Having concluded that the documents were not privileged, it was not necessary for the Court of Appeal to consider the issue of collateral waiver. However, the Court of Appeal observed that while the voluntary disclosure of a document may result in a waiver of privilege in that document, it would not necessarily result in a collateral waiver of privilege in all related documents. In particular, the Court referred to the "transaction test": the need to ascertain the issue in relation to which the voluntarily disclosed document has been deployed because the waiver will be limited to documents that emanate from the same "transaction".
Three Rivers (No. 5)
On the specific facts, the Court of Appeal held that in relation to emails copied to both lawyers and non-lawyers, the non-lawyers were sufficiently senior to be treated as "emanations of the client" and therefore had the capacity to seek legal advice. However, the Court alluded to the difficulties that had been created by the narrow definition of "client" in Three Rivers (No. 5), which does not reflect the practical realities of how large corporations instruct lawyers.

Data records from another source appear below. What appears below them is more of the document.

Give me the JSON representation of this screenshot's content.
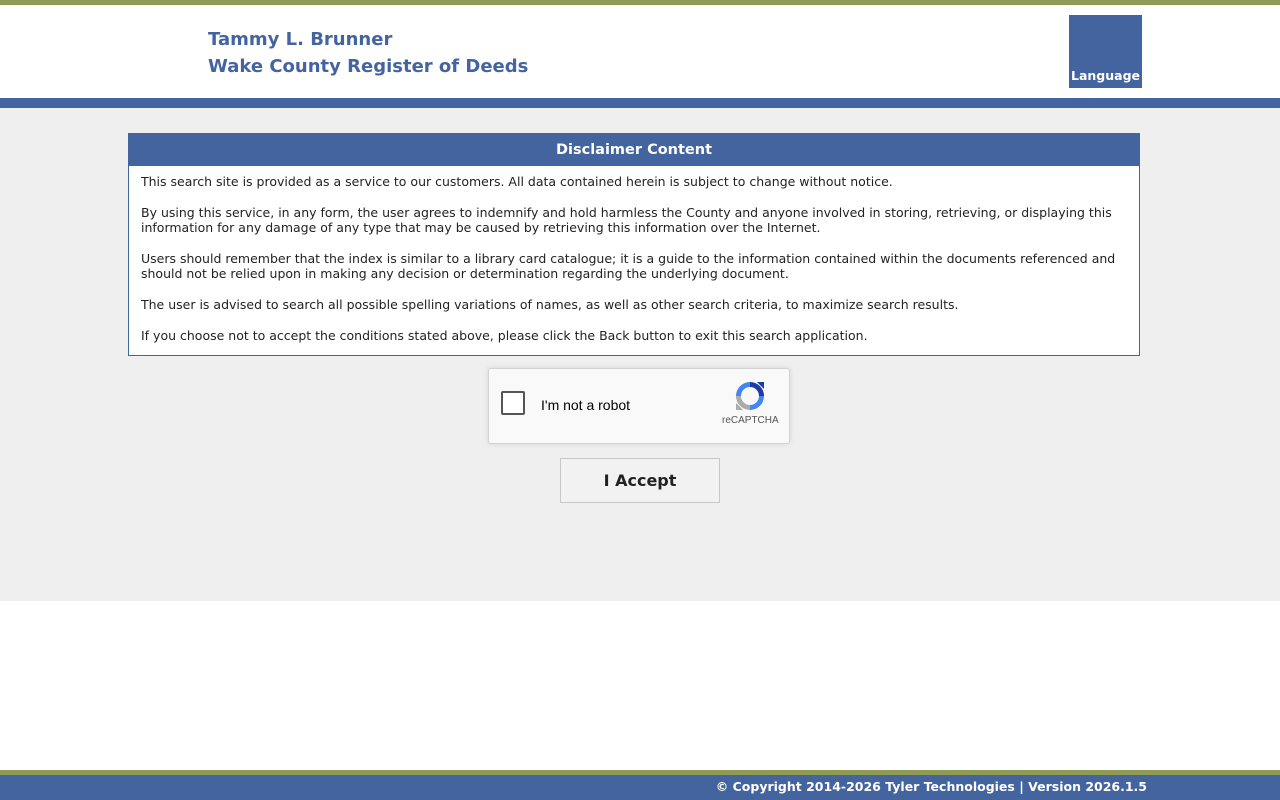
{
  "header": {
    "title_line1": "Tammy L. Brunner",
    "title_line2": "Wake County Register of Deeds",
    "language_button": "Language"
  },
  "disclaimer": {
    "heading": "Disclaimer Content",
    "paragraphs": [
      "This search site is provided as a service to our customers. All data contained herein is subject to change without notice.",
      "By using this service, in any form, the user agrees to indemnify and hold harmless the County and anyone involved in storing, retrieving, or displaying this information for any damage of any type that may be caused by retrieving this information over the Internet.",
      "Users should remember that the index is similar to a library card catalogue; it is a guide to the information contained within the documents referenced and should not be relied upon in making any decision or determination regarding the underlying document.",
      "The user is advised to search all possible spelling variations of names, as well as other search criteria, to maximize search results.",
      "If you choose not to accept the conditions stated above, please click the Back button to exit this search application."
    ]
  },
  "recaptcha": {
    "label": "I'm not a robot",
    "brand": "reCAPTCHA",
    "checked": false,
    "icon": "recaptcha-logo-icon"
  },
  "accept_button": "I Accept",
  "footer": {
    "text": "© Copyright 2014-2026 Tyler Technologies | Version 2026.1.5"
  },
  "colors": {
    "brand_blue": "#4464a0",
    "accent_olive": "#8f9a55",
    "content_bg": "#efefef"
  }
}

The judgment provides helpful clarification as to the application of the dominant purpose test to legal advice privilege, and it also serves as a useful reminder of the potential dangers of sending multi-addressee emails to lawyers and non-lawyers. Privilege remains a complex area where care needs to be taken to ensure that privilege attaches to a document in the first instance, and that it is not subsequently waived. The judgment does not resolve the longstanding difficulties experienced by corporate bodies in claiming legal advice privilege. However, it is hoped that the Supreme Court will one day have the opportunity to do so, particularly given English law is out of step with international common law on this issue.